Publié en 2006 par l’Organisation des Nations Unies
pour l’éducation, la science et la culture
7, place de Fontenoy, 75352 Paris 07 SP
© UNESCO 2006
Printed in France
(SHS-2006/WS/MR/3)
Multilatéralisme régional N°3
3
Présentation
Dr Ninou Garabaghi
Spécialiste principal du programme
Secteur des Sciences sociales et humaines
La présente série de publications a été lancée à la faveur de la table ronde « Les
dimensions sociales des processus d’intégration régionale : problématiques émergentes et
multilatéralisme régional » du Forum international sur les interfaces entre politiques et
sciences sociales organisé en Argentine et en Uruguay par l’UNESCO en partenariat avec
les gouvernements d’Argentine et d’Uruguay, les Universités et les villes de Buenos Aires
et de Montevideo et plus particulièrement dans le cadre de la plate-forme de Montevideo
dédiée aux intégrations régionales. La plate-forme consacrée à la thématique
« intégrations régionales » a été constituée d’une constellation d’ateliers traitant de
questions spécifiques et d’un symposium de haut niveau dévolu aux dimensions sociales
des processus d’intégration régionale. Dans le cadre de ce symposium de haut niveau, une
table ronde a été prévue qui ambitionne de mettre en débat des visions prospectives sur
les processus et les politiques d’intégration régionale.
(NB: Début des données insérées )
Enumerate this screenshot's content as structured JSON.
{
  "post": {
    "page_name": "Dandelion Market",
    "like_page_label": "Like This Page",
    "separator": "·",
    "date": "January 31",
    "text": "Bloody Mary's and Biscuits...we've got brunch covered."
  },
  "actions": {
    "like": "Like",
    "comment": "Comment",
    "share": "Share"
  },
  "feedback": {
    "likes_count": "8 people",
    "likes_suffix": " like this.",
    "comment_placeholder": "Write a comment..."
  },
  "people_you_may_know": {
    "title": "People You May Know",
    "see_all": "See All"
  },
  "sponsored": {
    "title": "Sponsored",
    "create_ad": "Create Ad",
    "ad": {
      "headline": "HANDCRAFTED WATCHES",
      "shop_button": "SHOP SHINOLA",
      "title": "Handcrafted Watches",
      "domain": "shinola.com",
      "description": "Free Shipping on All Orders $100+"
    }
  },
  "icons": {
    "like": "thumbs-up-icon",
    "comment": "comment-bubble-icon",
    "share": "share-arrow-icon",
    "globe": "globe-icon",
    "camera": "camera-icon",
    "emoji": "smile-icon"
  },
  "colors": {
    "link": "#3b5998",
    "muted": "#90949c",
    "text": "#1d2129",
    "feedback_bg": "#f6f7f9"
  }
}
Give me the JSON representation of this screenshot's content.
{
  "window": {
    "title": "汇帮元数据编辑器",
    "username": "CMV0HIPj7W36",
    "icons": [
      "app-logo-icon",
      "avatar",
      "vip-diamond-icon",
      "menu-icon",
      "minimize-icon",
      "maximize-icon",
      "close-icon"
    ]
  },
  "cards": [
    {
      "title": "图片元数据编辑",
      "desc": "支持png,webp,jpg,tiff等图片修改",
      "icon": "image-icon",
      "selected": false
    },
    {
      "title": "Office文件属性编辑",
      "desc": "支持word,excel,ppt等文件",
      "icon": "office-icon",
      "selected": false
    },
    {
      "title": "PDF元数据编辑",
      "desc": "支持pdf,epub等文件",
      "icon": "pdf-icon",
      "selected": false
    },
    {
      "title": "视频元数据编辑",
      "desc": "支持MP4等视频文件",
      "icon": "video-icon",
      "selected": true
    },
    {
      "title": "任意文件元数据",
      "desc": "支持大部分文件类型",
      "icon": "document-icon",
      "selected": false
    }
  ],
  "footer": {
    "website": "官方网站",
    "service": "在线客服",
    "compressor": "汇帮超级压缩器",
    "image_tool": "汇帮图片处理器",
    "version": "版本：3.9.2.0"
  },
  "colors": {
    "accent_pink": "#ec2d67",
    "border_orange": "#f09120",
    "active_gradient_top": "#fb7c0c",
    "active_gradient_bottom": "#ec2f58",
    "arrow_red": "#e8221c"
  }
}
Cette table ronde intitulée « Les dimensions sociales des processus d’intégration
régionale : problématiques émergentes et multilatéralisme régional » qui réunit des
chercheurs, experts et décideurs de différents horizons est organisée sous forme d’une
session de réflexion (brainstorming) sur les défis et opportunités d’un multilatéralisme
régional au regard de la gouvernance mondiale en général et de la gouvernance sociale en
particulier. Mettant à profit la présence de hauts responsables des Organisations
d’intégration régionale, de décideurs politiques et de chercheurs, la table ronde tout
comme la présente série de publications sur le « Multilatéralisme régional » vise à faire
émerger de nouvelles idées et projets porteurs permettant aux communautés humaines
d’assurer une meilleure maîtrise de leur destinée.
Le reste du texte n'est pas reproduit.